Closed Haroenv closed 4 years ago
Good call. I would suggest using algolia-indexing
instead of atomic-algolia
(used in production on TalkSearch and with better test suite).
algolia-indexing
currently only implements what I call "full atomic" indexing. This will make sure to usz as few operations as possible (by only applying a diff of changes), but to do so in an atomic way, it requires a plan that can hold twice the number of records actually used.
I planned on implementing another mode, called "live diff" that will be similar, the only difference being that it won't be atomic (making the diff live on the production index), still using as few operations as possible, but not needing a large plan.
Both modes have their merits, it's all a question of trade-offs. Considering that your current implementation already requires a plan that can hold twice the number of records, I think going with a full atomic can only be an improvement and implementing the live diff can wait.
What I did now is already fairly close to "full atomic" I think, but taking the generated objects as source of truth (create temp index and switch), so not exactly worth the "effort" to switch. But it would be nice if a live diff (since everything always has hashes in graphQL this would be possible to leverage). Is this something you have the bandwidth for to collaborate on @pixelastic?
What you have now still consumes a lot of operations (as you need to re-push all the records to a tmp index on each push). Switching to algolia-indexing would drastically reduce this usage.
I tried to make the package as easy as possible to use (there is one method to call with credentials, settings and records, everything else is automated), as to reduce the amount of effort needed for a switch, but I'd be interested in knowing how I could make this even easier.
Or maybe we're talking about the same thing with different names. Maybe what you call live diff is what I call full atomic :)
Any update on this? I am using way to many operations between builds and 99% of all the data indexed is still the same. Any info on how I could manually implement this "algolia-indexing" you are talking about? links or docs could be helpful :) Thanks though for the plugin.

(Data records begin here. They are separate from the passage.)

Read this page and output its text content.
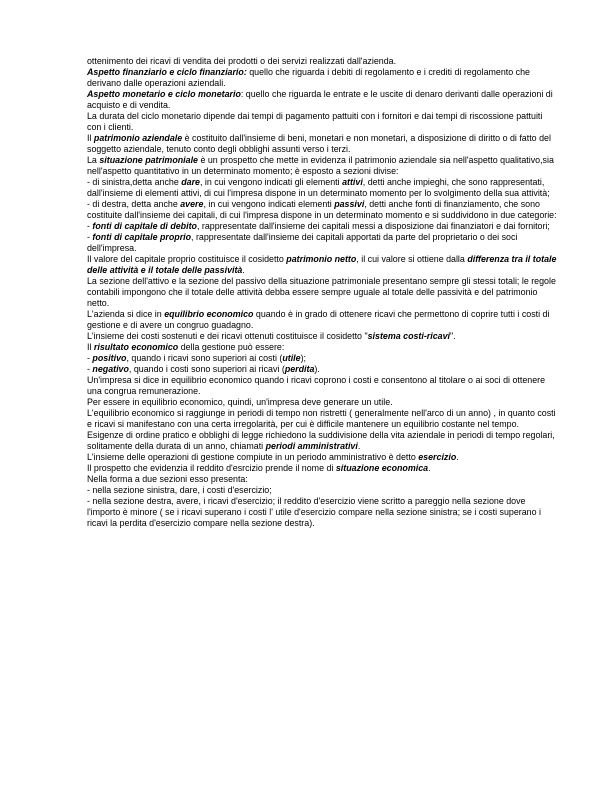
ottenimento dei ricavi di vendita dei prodotti o dei servizi realizzati dall'azienda.

Aspetto finanziario e ciclo finanziario: quello che riguarda i debiti di regolamento e i crediti di regolamento che derivano dalle operazioni aziendali.

Aspetto monetario e ciclo monetario: quello che riguarda le entrate e le uscite di denaro derivanti dalle operazioni di acquisto e di vendita.

La durata del ciclo monetario dipende dai tempi di pagamento pattuiti con i fornitori e dai tempi di riscossione pattuiti con i clienti.

Il patrimonio aziendale è costituito dall'insieme di beni, monetari e non monetari, a disposizione di diritto o di fatto del soggetto aziendale, tenuto conto degli obblighi assunti verso i terzi.

La situazione patrimoniale è un prospetto che mette in evidenza il patrimonio aziendale sia nell'aspetto qualitativo,sia nell'aspetto quantitativo in un determinato momento; è esposto a sezioni divise:

- di sinistra,detta anche dare, in cui vengono indicati gli elementi attivi, detti anche impieghi, che sono rappresentati, dall'insieme di elementi attivi, di cui l'impresa dispone in un determinato momento per lo svolgimento della sua attività;

- di destra, detta anche avere, in cui vengono indicati elementi passivi, detti anche fonti di finanziamento, che sono costituite dall'insieme dei capitali, di cui l'impresa dispone in un determinato momento e si suddividono in due categorie:

- fonti di capitale di debito, rappresentate dall'insieme dei capitali messi a disposizione dai finanziatori e dai fornitori;

- fonti di capitale proprio, rappresentate dall'insieme dei capitali apportati da parte del proprietario o dei soci dell'impresa.

Il valore del capitale proprio costituisce il cosidetto patrimonio netto, il cui valore si ottiene dalla differenza tra il totale delle attività e il totale delle passività.

La sezione dell'attivo e la sezione del passivo della situazione patrimoniale presentano sempre gli stessi totali; le regole contabili impongono che il totale delle attività debba essere sempre uguale al totale delle passività e del patrimonio netto.

L'azienda si dice in equilibrio economico quando è in grado di ottenere ricavi che permettono di coprire tutti i costi di gestione e di avere un congruo guadagno.

L'insieme dei costi sostenuti e dei ricavi ottenuti costituisce il cosidetto "sistema costi-ricavi".

Il risultato economico della gestione può essere:

- positivo, quando i ricavi sono superiori ai costi (utile);

- negativo, quando i costi sono superiori ai ricavi (perdita).

Un'impresa si dice in equilibrio economico quando i ricavi coprono i costi e consentono al titolare o ai soci di ottenere una congrua remunerazione.

Per essere in equilibrio economico, quindi, un'impresa deve generare un utile.

L'equilibrio economico si raggiunge in periodi di tempo non ristretti ( generalmente nell'arco di un anno) , in quanto costi e ricavi si manifestano con una certa irregolarità, per cui è difficile mantenere un equilibrio costante nel tempo.

Esigenze di ordine pratico e obblighi di legge richiedono la suddivisione della vita aziendale in periodi di tempo regolari, solitamente della durata di un anno, chiamati periodi amministrativi.

L'insieme delle operazioni di gestione compiute in un periodo amministrativo è detto esercizio.

Il prospetto che evidenzia il reddito d'esrcizio prende il nome di situazione economica.

Nella forma a due sezioni esso presenta:

- nella sezione sinistra, dare, i costi d'esercizio;

- nella sezione destra, avere, i ricavi d'esercizio; il reddito d'esercizio viene scritto a pareggio nella sezione dove l'importo è minore ( se i ricavi superano i costi l' utile d'esercizio compare nella sezione sinistra; se i costi superano i ricavi la perdita d'esercizio compare nella sezione destra).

There was no update because nobody commented here in months, so I worked on other things. Are you interested in contributing here? I can give some pointers where to start.
Yes sure, I would really want this to work so can help out :)
I tried to search algolia-indexing and came to mainly to the Algolia Docs, but I wouldn't know how to or where to start doing changes within this plugin to accomplish what you guys mentioned. I am running my builds on Netlify so the only thing I can use it netlify cache to keep track of indexed objects.
@Haroenv That approach will still try to index every object on every environment/machine that this website is built on. For common deployment targets like Netlify that periodically clear the build cache anyways you're going to be making excessive calls routinely. Algolia ought to offer a way of making this easier.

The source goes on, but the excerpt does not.